Méditation et les 5 états du mental

Publié le par Jyoti

Dans l'extrait ci-dessous du chapitre 2 de l'ouvrage « Bhagavad Gita in the light of Kashmir Shaivism* », Swāmi Lakshmanjoo donne des exemples concrets de quatre des cinq états** du mental, évoqués par le sage mythique Vyāsa dans son commentaire des Yogasūtra de Patañjali, dans le cadre d'une pratique méditative visant l’état de yoga (union avec la Conscience suprême) : kṣipta, vikṣipta, ekāgra, niruddha.

 

 

« Kṣipta : la récitation du mantra est entrecoupée de pensées triviales, par exemple : 'om namaḥ śivāya, om namaḥ śivāya, om namaḥ śivāya, om namaḥ śivāya, il faut que je pense à faire des courses, om namaḥ śivāya, om namaḥ śivāya, om namaḥ śivāya, les boutiques sont fermées en ce moment, om namaḥ śivāya, om namaḥ śiv̄āya, om namaḥ śivāya'. La personne perd sa concentration. Dans ce cas, elle doit empêcher son esprit de s’engager dans la voie de pensées similaires.

Vikṣipta : la récitation continue du mantra est interrompue par une pensée parasite : 'om namaḥ śivāya, om namaḥ śivāya, om namaḥ śivāya, om namaḥ śivāya, om namaḥ śivāya, om namaḥ śivāya, om namaḥ śivāya, om namaḥ śivāya, je dois aller là-bas, om namaḥ śivāya, om namaḥ śivāya'. Dès que cette pensée tournée vers l'extérieur apparaît, la personne se repositionne à l'intérieur d'elle-même pour l'éliminer.

Ekāgra : le troisième état étant maîtrisé, pendant la récitation ininterrompue du mantra 'om namaḥ śivāya, om namaḥ śivāya, om namaḥ śivāya, om namaḥ śivāya, om namaḥ śivāya, om namaḥ śivāya, la personne baille, om namaḥ śivāya, om namaḥ śivāya, om namaḥ śivāya, se gratte, om namaḥ śivāya, om namaḥ śivāya, om namaḥ śivāya'. Mais le fait de bailler, de se gratter, etc., détruit sa concentration.

Nirūddha : la personne récite immédiatement 'om namaḥ śivāya, om namaḥ śivāya, om namaḥ śivāya, om namaḥ śivāya, om namaḥ śivāya, om namaḥ śivāya' en une chaîne ininterrompue, toutes pensées arrêtées.
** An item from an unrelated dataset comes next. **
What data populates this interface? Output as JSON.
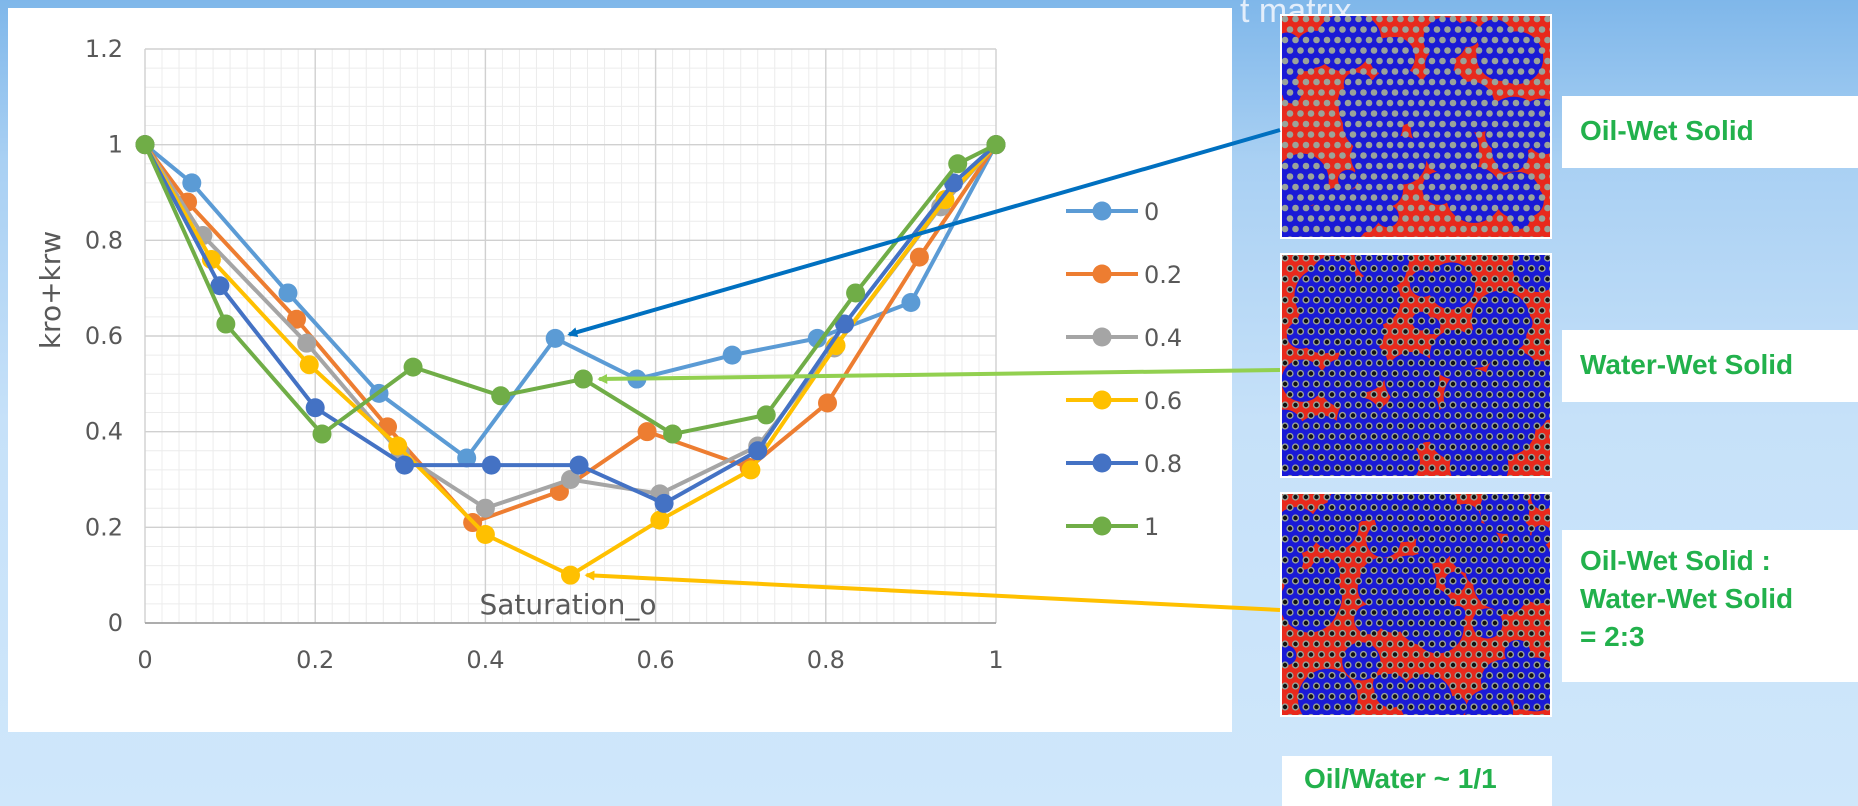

Lorsqu’elle atteint ce cinquième stade du yoga, elle jouit de la supra conscience de sa véritable nature. Elle ressent un plaisir au-delà du plaisir, accessible uniquement à son intellect. Cette joie est au-delà des organes des sens, ils ne peuvent pas la ressentir. Une fois établi dans cette félicité, le pratiquant y demeure. Pour parvenir à cet état, il doit exercer sa volonté sans faiblir. Sa volonté doit demeurer inébranlable. »

 

* Éditeur : Universal Shaiva Fellowship (copyright John Hughes) - Traduction/adaptation par mes soins.
** Il ne mentionne pas le premier état, mūḍha, qui est celui de l'ignorance (connaissance incomplète) et du mental englué dans la matière et qui donc ne peut pas engager la personne sur la voie du yoga, puisqu'elle est totalement aveugle à sa véritable nature.